Hers is a remarkable story of grace and achievement despite the odds. Dr. Pitts was born in Port Loyola and knew that community from its days of London Bridges, and the hard scrabble life that many fought through just to survive. She attended Port Loyola Pre-School and St. John Vianney Primary School. And it was with the help of her community and the determination of her will that she graduated from Pallotti High School and St. John’s College Junior College.

She helped to sell her mother’s bread and buns on the streets as a girl as her family fought to make ends meet. The lessons learned in that endeavour are beyond any textbook to be found in the halls of academia.

It is testament to the iron lady behind that velvet mask that she not only attained a basketball scholarship and earned a Bachelor’s Degree from Albany State University in New York, in the United States, but that she also pursued her Master’s Degree at Ohio State University and later her Ph.D. at Howard University in Washington, DC.
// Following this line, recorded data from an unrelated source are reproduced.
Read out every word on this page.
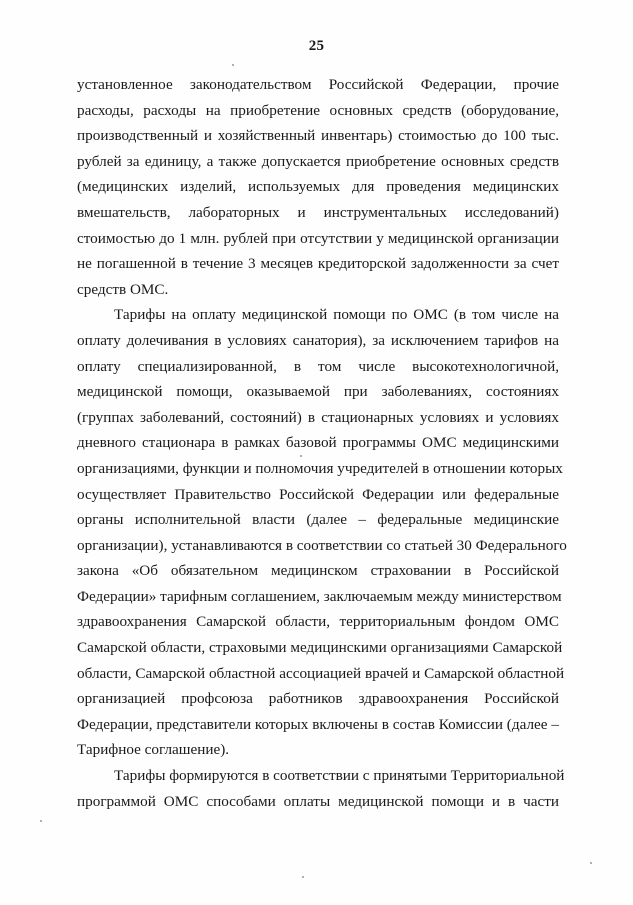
25

установленное законодательством Российской Федерации, прочие
расходы, расходы на приобретение основных средств (оборудование,
производственный и хозяйственный инвентарь) стоимостью до 100 тыс.
рублей за единицу, а также допускается приобретение основных средств
(медицинских изделий, используемых для проведения медицинских
вмешательств, лабораторных и инструментальных исследований)
стоимостью до 1 млн. рублей при отсутствии у медицинской организации
не погашенной в течение 3 месяцев кредиторской задолженности за счет
средств ОМС.

Тарифы на оплату медицинской помощи по ОМС (в том числе на
оплату долечивания в условиях санатория), за исключением тарифов на
оплату специализированной, в том числе высокотехнологичной,
медицинской помощи, оказываемой при заболеваниях, состояниях
(группах заболеваний, состояний) в стационарных условиях и условиях
дневного стационара в рамках базовой программы ОМС медицинскими
организациями, функции и полномочия учредителей в отношении которых
осуществляет Правительство Российской Федерации или федеральные
органы исполнительной власти (далее – федеральные медицинские
организации), устанавливаются в соответствии со статьей 30 Федерального
закона «Об обязательном медицинском страховании в Российской
Федерации» тарифным соглашением, заключаемым между министерством
здравоохранения Самарской области, территориальным фондом ОМС
Самарской области, страховыми медицинскими организациями Самарской
области, Самарской областной ассоциацией врачей и Самарской областной
организацией профсоюза работников здравоохранения Российской
Федерации, представители которых включены в состав Комиссии (далее –
Тарифное соглашение).

Тарифы формируются в соответствии с принятыми Территориальной
программой ОМС способами оплаты медицинской помощи и в части
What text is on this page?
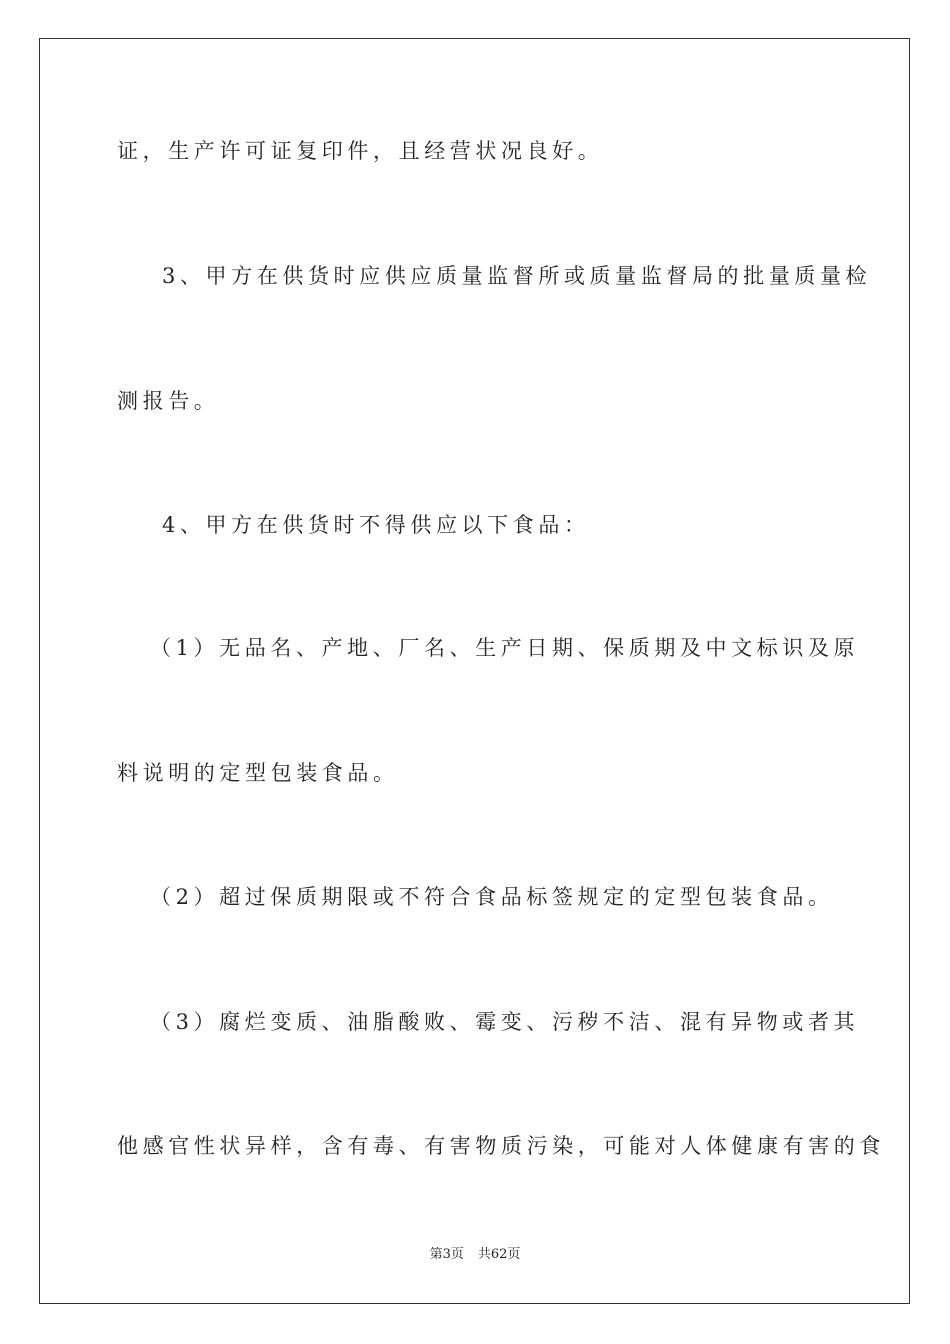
证，生产许可证复印件，且经营状况良好。
3、甲方在供货时应供应质量监督所或质量监督局的批量质量检
测报告。
4、甲方在供货时不得供应以下食品：
（1）无品名、产地、厂名、生产日期、保质期及中文标识及原
料说明的定型包装食品。
（2）超过保质期限或不符合食品标签规定的定型包装食品。
（3）腐烂变质、油脂酸败、霉变、污秽不洁、混有异物或者其
他感官性状异样，含有毒、有害物质污染，可能对人体健康有害的食
第3页 共62页
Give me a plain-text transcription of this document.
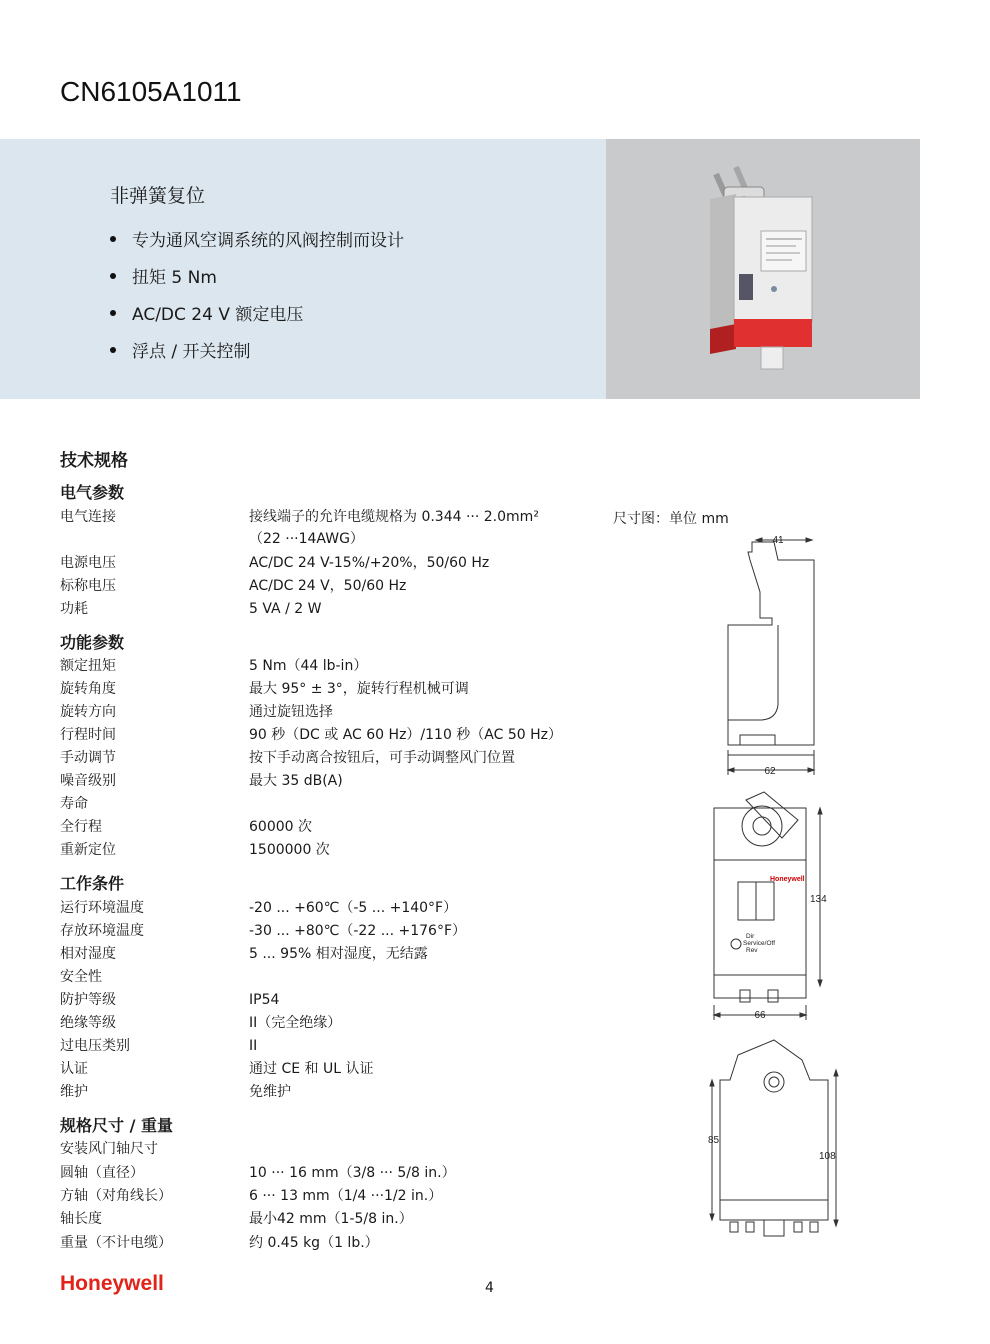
CN6105A1011
非弹簧复位
专为通风空调系统的风阀控制而设计
扭矩 5 Nm
AC/DC 24 V 额定电压
浮点 / 开关控制
技术规格
电气参数
电气连接	接线端子的允许电缆规格为 0.344 ··· 2.0mm²
（22 ···14AWG）
电源电压	AC/DC 24 V-15%/+20%，50/60 Hz
标称电压	AC/DC 24 V，50/60 Hz
功耗	5 VA / 2 W
功能参数
额定扭矩	5 Nm（44 lb-in）
旋转角度	最大 95° ± 3°，旋转行程机械可调
旋转方向	通过旋钮选择
行程时间	90 秒（DC 或 AC 60 Hz）/110 秒（AC 50 Hz）
手动调节	按下手动离合按钮后，可手动调整风门位置
噪音级别	最大 35 dB(A)
寿命
全行程	60000 次
重新定位	1500000 次
工作条件
运行环境温度	-20 ... +60℃（-5 ... +140°F）
存放环境温度	-30 ... +80℃（-22 ... +176°F）
相对湿度	5 ... 95% 相对湿度，无结露
安全性
防护等级	IP54
绝缘等级	II（完全绝缘）
过电压类别	II
认证	通过 CE 和 UL 认证
维护	免维护
规格尺寸 / 重量
安装风门轴尺寸
圆轴（直径）	10 ··· 16 mm（3/8 ··· 5/8 in.）
方轴（对角线长）	6 ··· 13 mm（1/4 ···1/2 in.）
轴长度	最小42 mm（1-5/8 in.）
重量（不计电缆）	约 0.45 kg（1 lb.）
尺寸图：单位 mm
41
62
134
66
85
108
Honeywell
Dir
Service/Off
Rev
Honeywell	4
She is a published author of scholarly articles in professional and international journals and a university lecturer.
She is not one of those who got away from Belize though. After her studies, Dr. Pitts made the decision to return to Belize and to Port Loyola to be of service to her country. Her education has exposed her to the doctrines of social justice which inform and propel her singlemindedness to join in the transformation of her community and Belize City and to join in the development of her Belizean nation.

She is a passionate and unrelenting advocate for women and children, particularly those from the ignored and downtrodden areas of our community. That she is determined to make a positive difference in their lives should go without saying. That she will succeed is not a question in her mind, and few, given her record of personal achievement despite the life odds stacked against her, would dare bet against her.
The obvious aspirational desires of the PUP Belize City Council candidates cannot just be dismissed as the ambition borne of greed. The old city by the bay has long come of age and is restlessly seeking to make that next step to modernity, but clearly its youthful residents want to be a part of that change.

For many residents the city is their home and they are demanding that they are included as a meaningful part of its governance. On the campaign trail all the candidates hear this demand, but it is the new candidates with whom it resonates because it represents their cause too.